The reality is that I was only really going to wear the striped t-shirt (my truest sartorial essence is a striped t-shirt).
3 | I spend less money
Imagine my horror when I was putting together the year-end report at the thrift shop I managed and discovered that *I* was the most prolific shopper of the year. While spending $3.50 an item does feel like a good deal, the adage “a penny saved is a penny earned” couldn’t be more apt than in the context of thrifting.
In 2017, I spent over $700 at my thrift shop (I also shopped at other thrift shops that year). If I spent, on average, $5.00 per item, that means I bought 140 things! Now that shopping is more difficult, I spend far less money on clothing, and what I do buy is more likely to get worn.

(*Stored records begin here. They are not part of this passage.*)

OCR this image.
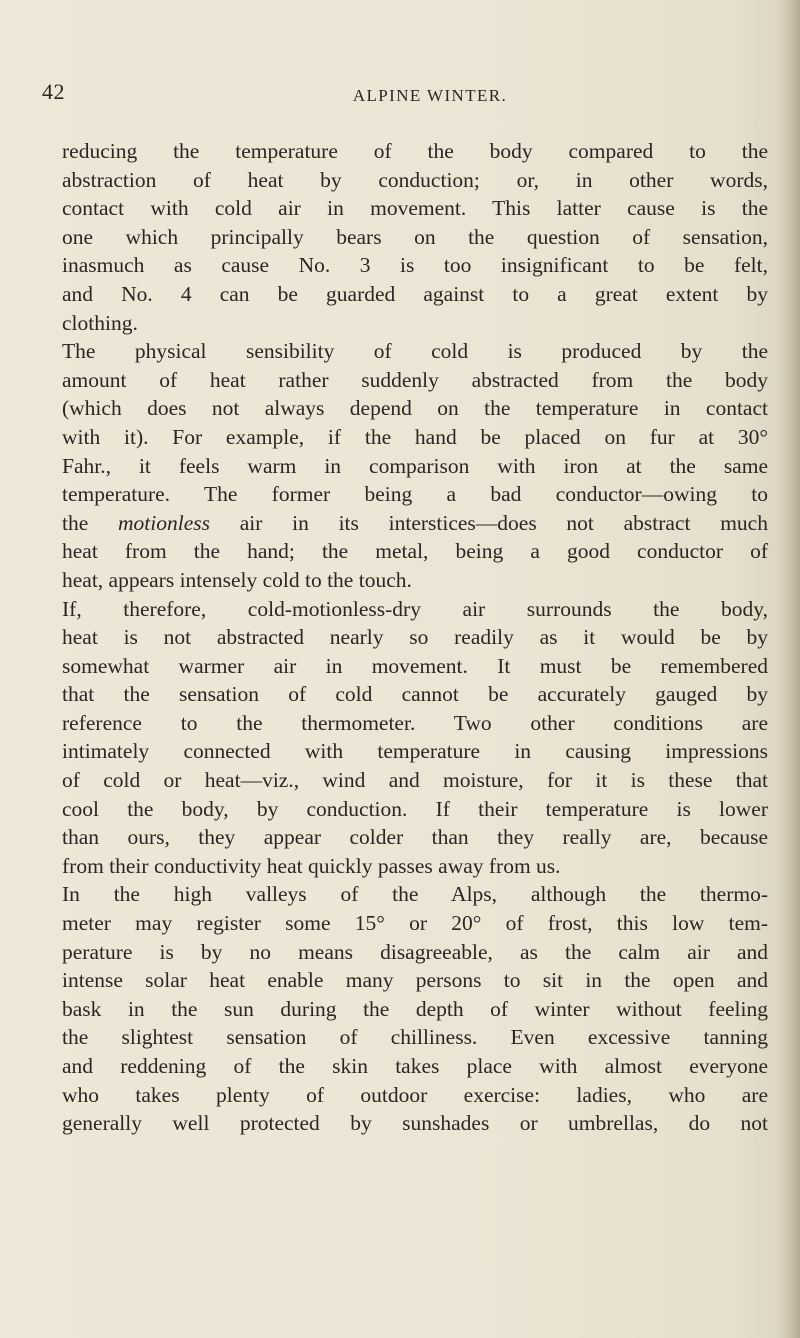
42	ALPINE WINTER.
reducing the temperature of the body compared to the
abstraction of heat by conduction; or, in other words,
contact with cold air in movement. This latter cause is the
one which principally bears on the question of sensation,
inasmuch as cause No. 3 is too insignificant to be felt,
and No. 4 can be guarded against to a great extent by
clothing.
The physical sensibility of cold is produced by the
amount of heat rather suddenly abstracted from the body
(which does not always depend on the temperature in contact
with it). For example, if the hand be placed on fur at 30°
Fahr., it feels warm in comparison with iron at the same
temperature. The former being a bad conductor—owing to
the motionless air in its interstices—does not abstract much
heat from the hand; the metal, being a good conductor of
heat, appears intensely cold to the touch.
If, therefore, cold-motionless-dry air surrounds the body,
heat is not abstracted nearly so readily as it would be by
somewhat warmer air in movement. It must be remembered
that the sensation of cold cannot be accurately gauged by
reference to the thermometer. Two other conditions are
intimately connected with temperature in causing impressions
of cold or heat—viz., wind and moisture, for it is these that
cool the body, by conduction. If their temperature is lower
than ours, they appear colder than they really are, because
from their conductivity heat quickly passes away from us.
In the high valleys of the Alps, although the thermo-
meter may register some 15° or 20° of frost, this low tem-
perature is by no means disagreeable, as the calm air and
intense solar heat enable many persons to sit in the open and
bask in the sun during the depth of winter without feeling
the slightest sensation of chilliness. Even excessive tanning
and reddening of the skin takes place with almost everyone
who takes plenty of outdoor exercise: ladies, who are
generally well protected by sunshades or umbrellas, do not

4 | I am making peace with what I have
Humans are wired for novelty. Especially in Covid times, we are particularly starved for novelty. While I certainly haven’t stopped wanting things, my school-from-home lifestyle and lack of consumerist pastimes have essentially sucked the fun out of buying random things for no good reason.
I live and work in a one-bedroom apartment with hardly any storage space, so over-consuming becomes physically oppressive. While there’s nothing exciting about the old cashmere sweater I’m wearing right now, it is kind of fun that it matches my scarf. I am trying to find novelty in color combinations rather than in new goods.

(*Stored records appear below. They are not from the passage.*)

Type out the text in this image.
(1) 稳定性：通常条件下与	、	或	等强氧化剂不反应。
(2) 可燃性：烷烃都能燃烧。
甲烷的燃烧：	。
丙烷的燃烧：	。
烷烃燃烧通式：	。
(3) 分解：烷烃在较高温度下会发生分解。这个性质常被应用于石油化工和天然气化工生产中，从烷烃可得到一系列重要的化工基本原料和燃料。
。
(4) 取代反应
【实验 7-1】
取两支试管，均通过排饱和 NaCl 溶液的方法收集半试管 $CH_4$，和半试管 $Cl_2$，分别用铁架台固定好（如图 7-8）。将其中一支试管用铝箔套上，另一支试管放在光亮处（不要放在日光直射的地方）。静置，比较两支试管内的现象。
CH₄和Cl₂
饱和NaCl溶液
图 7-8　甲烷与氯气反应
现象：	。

5 | I am benefiting from considered acquisition
Less pressure to thrift has made it possible for me to ask what I really want instead of settling for what’s available. I have been so clothing-focused that I’ve put off replacing my carcinogenic saucepans for the almost eight years. I found some lovely Revere Ware ones on Ebay that I’ve added to my Watch list.
The process is slower and less spontaneous, which means lots of things I thought I wanted are quickly forgotten. And other things – like a quilt I almost bought – were able to replaced by a family heirloom from my grandma instead.
Will I thrift again?
I will absolutely venture back to thrift shops when it’s safe to do so. But I’m glad that some of the hunger and the spark has been driven out of me over the past several months. Thrifting, it turns out, had been a psychological replacement for the fast fashion consumption of my college years.
Without it, I have to face my feelings of escapism and unhindered want with healthier habits. For one, I’m cooking more, which has become a great joy. And I’m trying to become less fixated on pleasing others.